10 Women In STEM Who Changed the World
In honor of Womens History Month, we want to highlight women who have contributed to the scientific community. These women have given society a much better understanding of what we know today. Take a look at some of these womens achievements in scientific discovery!
Emmanuelle Charpentier (1968 - )
The 2020 Nobel Prize in Chemisty was co-awarded to Emmanuelle Charpentier and Jennifer A. Doudna "for the development of a method for genome editing." She deciphered the functioning of an enzyme previously known only to experts was a life-changing moment.
Edith Clarke (1883 - 1959)
In 1926, Edith Clarke was the first woman to present a paper before the American Institute of Electrical Engineers. This paper was of critical national importance. At the time, transmission lines were getting longer, and with longer lines came greater loads and more chances for system instability.
Martha Coston (1826 - 1904)
She finally invented and patented a system of red, white, and green "Pyrotechnic Night Signals" that worked well. The U.S. Navy soon bought the rights to the technology, and during the Civil War, Coston's flares helped to win battles and to save the lives of countless shipwreck victims.
Chieng Shiun-Wu (1912 - 1997)
Wu worked on the Manhattan Project, where she helped develop the process for separating uranium into uranium-235 and uranium-238 isotopes by gaseous diffusion.
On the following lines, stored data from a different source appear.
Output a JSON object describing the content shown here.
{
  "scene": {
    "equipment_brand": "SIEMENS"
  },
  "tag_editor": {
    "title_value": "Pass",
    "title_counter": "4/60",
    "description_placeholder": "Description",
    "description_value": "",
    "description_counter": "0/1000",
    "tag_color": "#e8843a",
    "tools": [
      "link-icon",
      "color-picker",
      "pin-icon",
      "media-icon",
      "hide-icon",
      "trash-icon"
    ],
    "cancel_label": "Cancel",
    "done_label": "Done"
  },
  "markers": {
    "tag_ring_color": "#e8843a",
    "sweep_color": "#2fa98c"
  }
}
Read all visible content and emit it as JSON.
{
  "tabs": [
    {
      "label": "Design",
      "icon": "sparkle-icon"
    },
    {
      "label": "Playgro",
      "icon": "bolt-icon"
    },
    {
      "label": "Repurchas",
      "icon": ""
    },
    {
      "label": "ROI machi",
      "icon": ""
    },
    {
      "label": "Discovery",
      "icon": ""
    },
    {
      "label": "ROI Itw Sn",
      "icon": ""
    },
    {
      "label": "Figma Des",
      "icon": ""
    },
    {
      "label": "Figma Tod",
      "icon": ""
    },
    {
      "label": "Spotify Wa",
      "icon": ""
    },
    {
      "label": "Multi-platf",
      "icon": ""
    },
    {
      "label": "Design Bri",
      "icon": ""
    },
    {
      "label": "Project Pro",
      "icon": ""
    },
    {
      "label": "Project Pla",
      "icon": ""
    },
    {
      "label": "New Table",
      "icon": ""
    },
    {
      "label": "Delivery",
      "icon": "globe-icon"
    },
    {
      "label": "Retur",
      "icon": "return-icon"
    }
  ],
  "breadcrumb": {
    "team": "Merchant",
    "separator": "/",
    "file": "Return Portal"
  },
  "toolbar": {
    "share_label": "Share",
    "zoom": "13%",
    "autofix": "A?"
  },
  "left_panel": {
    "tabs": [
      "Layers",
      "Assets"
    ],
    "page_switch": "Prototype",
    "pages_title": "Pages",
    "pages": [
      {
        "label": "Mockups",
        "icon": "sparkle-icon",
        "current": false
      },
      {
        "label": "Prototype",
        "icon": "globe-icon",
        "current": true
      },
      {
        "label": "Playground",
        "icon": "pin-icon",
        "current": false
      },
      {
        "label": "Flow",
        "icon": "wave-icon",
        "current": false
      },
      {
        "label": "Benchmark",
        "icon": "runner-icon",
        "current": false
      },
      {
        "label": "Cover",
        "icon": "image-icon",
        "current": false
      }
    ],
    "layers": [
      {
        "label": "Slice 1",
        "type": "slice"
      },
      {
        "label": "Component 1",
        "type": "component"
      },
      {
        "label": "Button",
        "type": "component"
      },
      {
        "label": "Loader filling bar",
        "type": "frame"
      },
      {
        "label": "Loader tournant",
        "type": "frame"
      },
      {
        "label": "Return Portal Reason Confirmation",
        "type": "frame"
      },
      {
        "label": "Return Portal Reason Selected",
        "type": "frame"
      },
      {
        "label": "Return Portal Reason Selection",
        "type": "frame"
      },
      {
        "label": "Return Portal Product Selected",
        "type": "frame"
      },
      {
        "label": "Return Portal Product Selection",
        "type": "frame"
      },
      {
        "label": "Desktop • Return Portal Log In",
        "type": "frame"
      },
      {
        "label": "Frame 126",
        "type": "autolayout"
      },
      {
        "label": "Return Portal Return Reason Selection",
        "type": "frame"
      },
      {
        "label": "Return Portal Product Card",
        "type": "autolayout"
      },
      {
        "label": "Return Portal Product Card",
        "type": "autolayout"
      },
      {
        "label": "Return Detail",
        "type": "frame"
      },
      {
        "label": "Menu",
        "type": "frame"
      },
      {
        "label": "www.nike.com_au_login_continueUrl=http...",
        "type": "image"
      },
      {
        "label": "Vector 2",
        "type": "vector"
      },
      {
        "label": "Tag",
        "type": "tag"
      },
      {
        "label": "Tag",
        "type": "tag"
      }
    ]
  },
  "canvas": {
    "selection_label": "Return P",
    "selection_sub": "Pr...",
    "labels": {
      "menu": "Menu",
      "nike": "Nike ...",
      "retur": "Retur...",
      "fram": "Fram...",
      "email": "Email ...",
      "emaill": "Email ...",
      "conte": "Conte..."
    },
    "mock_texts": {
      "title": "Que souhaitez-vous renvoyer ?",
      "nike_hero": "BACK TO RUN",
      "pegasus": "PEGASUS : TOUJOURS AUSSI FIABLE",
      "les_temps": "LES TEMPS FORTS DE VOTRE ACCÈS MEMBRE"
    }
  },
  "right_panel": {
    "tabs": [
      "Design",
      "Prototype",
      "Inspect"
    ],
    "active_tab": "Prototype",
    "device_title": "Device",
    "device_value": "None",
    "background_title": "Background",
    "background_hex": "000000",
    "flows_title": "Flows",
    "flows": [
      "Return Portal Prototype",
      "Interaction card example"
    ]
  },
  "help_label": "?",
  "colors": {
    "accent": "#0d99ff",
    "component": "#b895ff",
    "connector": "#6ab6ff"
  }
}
She is best known for conducting the Wu experiment, which proved that parity is not conserved.
Sylvia Earle (1935 - )
Marine Biologist | Oceanographer
Sylvia Earle is a marine biologist and oceanographer dedicated to ocean conservation. Sometimes referred to as the "Sturgeon General," Earle is founder of Mission Blue and has been a National Geographic Explorer-in-Residence since 1999.
Thelma Estrin (1924 - 2014)
Biomedical Engineer | Computer Scientist
Thelma Estrin helped build Israel's first computer, the WEIZAC, in 1954. Her later research included converting analog electroencephalogram signals to digital signals and mapping the human brain using computers.
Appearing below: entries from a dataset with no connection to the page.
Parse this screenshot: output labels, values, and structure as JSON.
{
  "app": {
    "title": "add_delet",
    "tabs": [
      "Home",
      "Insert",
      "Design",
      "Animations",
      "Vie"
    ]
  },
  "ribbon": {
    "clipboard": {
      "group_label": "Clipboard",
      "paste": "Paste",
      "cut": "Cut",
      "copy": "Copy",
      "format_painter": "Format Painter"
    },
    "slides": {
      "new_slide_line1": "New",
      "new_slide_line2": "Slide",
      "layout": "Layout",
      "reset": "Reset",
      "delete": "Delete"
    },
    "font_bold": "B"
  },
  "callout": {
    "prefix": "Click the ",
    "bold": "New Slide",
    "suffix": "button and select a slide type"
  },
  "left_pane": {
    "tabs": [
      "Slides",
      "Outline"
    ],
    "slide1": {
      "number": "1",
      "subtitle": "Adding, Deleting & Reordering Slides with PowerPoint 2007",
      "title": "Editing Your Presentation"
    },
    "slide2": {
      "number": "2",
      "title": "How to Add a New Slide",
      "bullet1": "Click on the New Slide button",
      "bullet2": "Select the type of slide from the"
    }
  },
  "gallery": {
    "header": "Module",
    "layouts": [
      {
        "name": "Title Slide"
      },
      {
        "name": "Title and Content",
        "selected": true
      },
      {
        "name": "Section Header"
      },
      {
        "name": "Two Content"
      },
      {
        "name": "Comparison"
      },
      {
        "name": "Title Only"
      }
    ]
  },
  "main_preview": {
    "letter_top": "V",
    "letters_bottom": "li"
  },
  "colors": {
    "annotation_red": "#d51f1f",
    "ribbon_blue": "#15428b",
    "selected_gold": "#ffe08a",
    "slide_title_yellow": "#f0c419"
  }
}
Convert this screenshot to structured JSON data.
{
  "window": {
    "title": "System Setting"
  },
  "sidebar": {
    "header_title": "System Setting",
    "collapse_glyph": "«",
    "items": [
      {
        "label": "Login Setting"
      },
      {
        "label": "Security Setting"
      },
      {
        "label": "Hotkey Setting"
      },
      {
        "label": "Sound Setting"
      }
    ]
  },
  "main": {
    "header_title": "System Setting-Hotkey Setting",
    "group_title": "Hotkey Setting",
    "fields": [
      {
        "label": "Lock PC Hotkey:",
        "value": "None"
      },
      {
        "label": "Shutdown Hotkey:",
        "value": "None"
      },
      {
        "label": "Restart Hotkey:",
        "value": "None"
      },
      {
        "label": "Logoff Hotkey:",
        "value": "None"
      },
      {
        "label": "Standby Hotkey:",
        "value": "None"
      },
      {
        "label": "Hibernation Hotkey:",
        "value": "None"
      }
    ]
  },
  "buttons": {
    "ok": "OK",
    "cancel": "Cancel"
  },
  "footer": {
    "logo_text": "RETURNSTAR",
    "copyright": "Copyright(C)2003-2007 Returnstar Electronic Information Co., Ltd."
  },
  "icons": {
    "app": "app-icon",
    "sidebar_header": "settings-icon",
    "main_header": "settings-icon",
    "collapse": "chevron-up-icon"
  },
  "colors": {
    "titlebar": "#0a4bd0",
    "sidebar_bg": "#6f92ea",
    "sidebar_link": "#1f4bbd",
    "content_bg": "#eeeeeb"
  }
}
Shirley Ann Jackson (1946 - )
Her research has been in the area of subatomic particles, including hadrons. In 1999, she became the president of Rensselaer Polytechnic Institute and still serves as its president to this day. Additionally, she was awarded The National Medal of Science in 2015.
Beulah Louise Henry (1887 - 1973)
In the 1930s, she was given the nickname "Lady Edison" for her many inventions.Her inventions include a bobbin-free sewing machine and a vacuum ice cream freezer. She received 49 patents and had around 110 inventions total.
Henrietta Leavitt (1868 - 1921)
Leavitt discovered more than 2,400 variable stars, about half of the known total in her day. These stars change from bright to dim and back fairly regularly. Leavitt's work with variable stars led to her most important contribution to the field: the cepheid variable period-luminosity relationship.
Rita Levi-Montalcini (1909 - 2012)
In 1986 Levi-Montalcini shared the Nobel Prize in Physiology of Medicine with her colleague Stanley Cohen for the discovery of nerve growth factor (NGF). The Prize was awarded on the basis of her discovery in 1952 that tumours from mice transpanted into chick embryos induced potent growth of the chick embryo nervous system.